Rosalie Baer, geb. Rosenberger
Die jüngste Tochter der Rosenbergers, Rosalie, genannt Rosa, wurde am 22.4.1896 in Karlsruhe geboren. 1918 stellte sie, da volljährig, einen eigenen Antrag auf Einbürgerung. In diesem Zusammenhang teilte der zuständige Polizist mit: „Rosa Rosenberger ist noch ledig und ist ihrer Mutter in der Haushaltung behilflich. Sonst hat sie keinen Beruf, keine Bezahlung und auch noch kein Vermögen, weil sie bei den Eltern beschäftigt ist und diese noch leben.
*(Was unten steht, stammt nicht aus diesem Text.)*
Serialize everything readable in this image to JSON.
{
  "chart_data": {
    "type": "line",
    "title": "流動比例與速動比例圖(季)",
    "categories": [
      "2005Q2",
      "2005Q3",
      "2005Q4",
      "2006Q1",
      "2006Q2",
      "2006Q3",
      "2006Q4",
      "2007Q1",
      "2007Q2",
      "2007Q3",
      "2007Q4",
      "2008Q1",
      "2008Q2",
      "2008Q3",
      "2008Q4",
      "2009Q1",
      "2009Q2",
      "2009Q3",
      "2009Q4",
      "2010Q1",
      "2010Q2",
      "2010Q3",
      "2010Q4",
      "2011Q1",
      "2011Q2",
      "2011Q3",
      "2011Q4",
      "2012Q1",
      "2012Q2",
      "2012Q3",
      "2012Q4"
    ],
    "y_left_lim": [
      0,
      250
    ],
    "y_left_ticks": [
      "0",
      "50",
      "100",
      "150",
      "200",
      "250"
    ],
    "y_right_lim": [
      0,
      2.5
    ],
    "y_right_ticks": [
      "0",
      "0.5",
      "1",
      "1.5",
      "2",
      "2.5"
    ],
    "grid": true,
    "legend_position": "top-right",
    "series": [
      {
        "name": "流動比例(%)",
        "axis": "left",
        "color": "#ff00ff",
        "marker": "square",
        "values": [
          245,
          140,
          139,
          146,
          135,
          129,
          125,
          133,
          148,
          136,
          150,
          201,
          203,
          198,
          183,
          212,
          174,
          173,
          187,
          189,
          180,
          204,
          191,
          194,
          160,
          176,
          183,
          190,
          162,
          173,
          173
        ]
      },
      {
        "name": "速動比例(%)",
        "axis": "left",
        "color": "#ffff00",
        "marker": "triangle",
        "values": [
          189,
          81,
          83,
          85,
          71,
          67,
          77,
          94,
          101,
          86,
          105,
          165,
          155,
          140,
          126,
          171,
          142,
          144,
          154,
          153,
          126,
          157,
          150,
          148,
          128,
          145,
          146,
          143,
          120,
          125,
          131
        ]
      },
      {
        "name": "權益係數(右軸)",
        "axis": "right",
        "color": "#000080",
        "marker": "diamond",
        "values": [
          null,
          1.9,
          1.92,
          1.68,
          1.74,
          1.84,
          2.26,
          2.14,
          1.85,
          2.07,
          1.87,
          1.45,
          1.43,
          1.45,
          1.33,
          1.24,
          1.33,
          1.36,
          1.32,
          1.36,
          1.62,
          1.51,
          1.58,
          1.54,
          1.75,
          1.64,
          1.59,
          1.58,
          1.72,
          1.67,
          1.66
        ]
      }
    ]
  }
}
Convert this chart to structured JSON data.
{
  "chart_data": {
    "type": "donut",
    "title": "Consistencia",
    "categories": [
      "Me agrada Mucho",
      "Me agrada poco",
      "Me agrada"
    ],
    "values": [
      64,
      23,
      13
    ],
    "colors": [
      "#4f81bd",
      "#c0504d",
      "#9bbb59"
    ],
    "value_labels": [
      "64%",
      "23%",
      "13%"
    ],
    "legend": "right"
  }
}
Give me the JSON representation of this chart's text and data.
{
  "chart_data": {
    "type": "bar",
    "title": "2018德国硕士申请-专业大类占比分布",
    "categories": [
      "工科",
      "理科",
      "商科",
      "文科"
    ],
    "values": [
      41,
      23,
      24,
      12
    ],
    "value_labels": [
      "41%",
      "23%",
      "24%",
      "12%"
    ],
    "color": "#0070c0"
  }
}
Sobald sie heiratet, bekommt sie ein ansehnliches Vermögen mit. Über ihren Leumund ist nichts Nachteiliges bekannt geworden.“ Am 19. Mai 1919 wurde Rosa für eingebürgert erklärt. Dies wurde am 1. Februar 1934 vom Polizeipräsidium Karlsruhe widerrufen mit der Begründung, Rosa sei „Ostjüdin“, da ihr Vater aus Ungarn stammte. Danach wurde verfügt, dass ihr als Staatenlose ein Fremdenpass auszustellen sei, ebenso eine Aufenthaltserlaubnis für nicht länger als ein Jahr. Rosas Staatsangehörigkeitsnachweis wurde ebenso wie ihr Pass eingezogen, ihr, die seit ihrer Geburt in diesem Land und in Karlsruhe gelebt hatte.
Am 3. September 1936 heiratete Rosa den Karlsruher Tabakhändler Karl Baer (geboren am 29. Mai 1891 in Weingarten/Baden). Beide wurden am 22. Oktober 1940 nach Gurs deportiert und am 12. August 1942 von Drancy nach Auschwitz gebracht, wo sie ermordet wurden.